Paul wrote: "But the article says 'book not due for release until September' rather than 'November'? The one that's been rushed into print is Home Fire, given both the difficulty of getting even a Kindle vers..."
You're right! Definitely a conspiracy because it said November when I read it earlier this morning.
I'm going with conspiracy in preference to typing error.
One last thought on the politics - Elmet may once have included the late Jo Cox's constituency...
Finished this last night and was quite impressed, though the last part was rather more violent and melodramatic than I would have liked. I'm not going to rank it in my top six but I would still be very happy to see it shortlisted.
I thought this novel was great! A strong debut. My paltry GR review:Every year The Man Booker Longlist usually features a small percentage of well known authors a couple of debuts and a spattering of unknown authors and their second novels. This year the list only featured one debut author who was new to me and that was Fiona Mozley with Elmet.
Daniel and his sister Cathy live with their father in a field in Yorkshire (the Elmet of the title) with a small copse of trees in the background. The father, John leads a violent life however it is in a sort of robin hood way. He'll help the poor but beat up the rich and wicked. Life goes on peacefully until greedy landowner and all round entrepreneur Mr. Price wants his land back, which John retaliates by becoming a spokesperson for worker's rights. This develops into revenge tale of the highest order.

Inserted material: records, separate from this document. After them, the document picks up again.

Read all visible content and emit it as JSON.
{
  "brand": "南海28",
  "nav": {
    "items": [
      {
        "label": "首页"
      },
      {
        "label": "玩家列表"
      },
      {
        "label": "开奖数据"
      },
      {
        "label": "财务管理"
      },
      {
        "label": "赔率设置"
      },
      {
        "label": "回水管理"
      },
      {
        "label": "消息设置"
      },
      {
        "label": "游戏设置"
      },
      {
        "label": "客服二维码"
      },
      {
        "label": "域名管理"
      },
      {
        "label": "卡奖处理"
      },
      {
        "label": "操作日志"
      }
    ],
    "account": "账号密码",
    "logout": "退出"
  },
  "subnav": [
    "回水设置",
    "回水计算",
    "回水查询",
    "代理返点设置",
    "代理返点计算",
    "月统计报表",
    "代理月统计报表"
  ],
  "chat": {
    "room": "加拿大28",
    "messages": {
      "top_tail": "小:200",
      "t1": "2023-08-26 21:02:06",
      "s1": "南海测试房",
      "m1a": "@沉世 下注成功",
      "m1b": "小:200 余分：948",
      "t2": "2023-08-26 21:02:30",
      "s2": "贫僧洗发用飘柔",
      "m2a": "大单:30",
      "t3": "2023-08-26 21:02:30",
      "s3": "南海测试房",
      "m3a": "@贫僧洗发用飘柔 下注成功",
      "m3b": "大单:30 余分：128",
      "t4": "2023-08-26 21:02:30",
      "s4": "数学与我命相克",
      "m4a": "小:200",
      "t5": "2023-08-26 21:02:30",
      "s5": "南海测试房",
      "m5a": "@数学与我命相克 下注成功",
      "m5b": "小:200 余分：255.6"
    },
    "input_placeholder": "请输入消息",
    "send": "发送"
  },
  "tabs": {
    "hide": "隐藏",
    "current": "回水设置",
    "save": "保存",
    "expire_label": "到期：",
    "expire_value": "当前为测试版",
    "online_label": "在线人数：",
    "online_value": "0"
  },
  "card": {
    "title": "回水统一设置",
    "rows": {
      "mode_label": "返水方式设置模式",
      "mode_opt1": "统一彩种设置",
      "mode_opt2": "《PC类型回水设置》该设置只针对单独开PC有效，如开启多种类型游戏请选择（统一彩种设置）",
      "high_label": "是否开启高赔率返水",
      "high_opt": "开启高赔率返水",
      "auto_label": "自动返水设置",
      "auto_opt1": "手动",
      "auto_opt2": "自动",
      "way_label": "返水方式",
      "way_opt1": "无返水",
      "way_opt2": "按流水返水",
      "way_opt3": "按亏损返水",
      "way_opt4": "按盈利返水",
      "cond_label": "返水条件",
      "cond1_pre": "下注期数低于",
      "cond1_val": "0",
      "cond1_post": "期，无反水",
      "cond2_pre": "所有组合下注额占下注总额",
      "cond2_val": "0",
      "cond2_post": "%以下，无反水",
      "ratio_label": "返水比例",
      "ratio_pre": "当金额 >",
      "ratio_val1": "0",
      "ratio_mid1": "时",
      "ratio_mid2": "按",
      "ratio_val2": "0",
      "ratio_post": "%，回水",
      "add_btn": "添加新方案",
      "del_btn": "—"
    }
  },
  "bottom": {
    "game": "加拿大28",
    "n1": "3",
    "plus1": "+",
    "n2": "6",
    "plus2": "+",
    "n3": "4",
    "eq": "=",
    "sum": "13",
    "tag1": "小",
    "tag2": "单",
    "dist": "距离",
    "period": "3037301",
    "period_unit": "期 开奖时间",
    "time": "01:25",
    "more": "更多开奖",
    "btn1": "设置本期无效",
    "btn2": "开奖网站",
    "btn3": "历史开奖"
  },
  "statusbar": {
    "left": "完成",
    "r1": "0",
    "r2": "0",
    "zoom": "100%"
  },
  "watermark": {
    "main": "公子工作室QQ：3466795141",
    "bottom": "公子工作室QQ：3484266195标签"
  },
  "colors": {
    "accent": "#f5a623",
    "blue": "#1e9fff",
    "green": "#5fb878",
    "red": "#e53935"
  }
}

Elmet is a Gothic novel. It is dark, unsettling and it's sinister ending is pulled off with panache. However it is also a political novel, which questions the right of land ownership and worker exploitation, which is a common theme in this year's Man Booker Longlist. Elmet slyly gives a picture of modern day society - one which is being milked dry by the powerful and needs to be overturned. Mozley, through the narrator if the book, Daniel, questions gender and sexuality. Daniel is portrayed as effeminate while his sister flexes the muscles. This is another theme that is dominant in this year's list but I think it works well in this novel.
I always feel that I have to justify my ratings. The reason why I gave Elmet four stars is because I felt that the six interludes could have been a stronger contribution to the novel's plot. Other than that minor gripe, I'm glad I read this novel and I'll definitely read what Mozley will write next.
Matthias wrote: "I have my reservations. Ms Mozley's comparisons often go the wrong way: Midges dance among horseflies among thrips. They coalesce to a swirling throng and circle an invisible centre like electron..."
I'm only halfway through this one, and while I am engaged and enjoying the storytelling, I have to say that a lot of the metaphors are pretty tortured.
There's also inconsistencies that are minor, but I am noticing them. For example, at one point the book indicates that the family leave the coffee pot on all day and the coffee is bitter and dark and that's how they like it. Then, when they visit the home of Ewart and Martha, Daniel is pouring tons of milk and sugar into it while simultaneously discussing how he can always drink it super hot. I love a well done telling detail, but so far this seems like the author is just trying too hard. Unlike History of Wolves which whatever you want to say about the weird plotting, I think it is hard to take issue with the actual writing itself.
I'm reserving overall judgement however until the end and will report back. Telling a good, fresh story is not nothing, but I expect really good writing first and foremost . . .so far I'm not convinced on this one.
Maybe I'm just grumpy because I spent a small fortune to have this shipped over from the UK, lol!
Robert wrote: ".This develops into revenge tale of the highest order.Elmet is a Gothic novel. It is dark, unsettling and it's sinister ending is pulled off with panache..."
Normally this is the type of book that is right up my alley, so you are giving me hope that by the end my reservations will be left behind!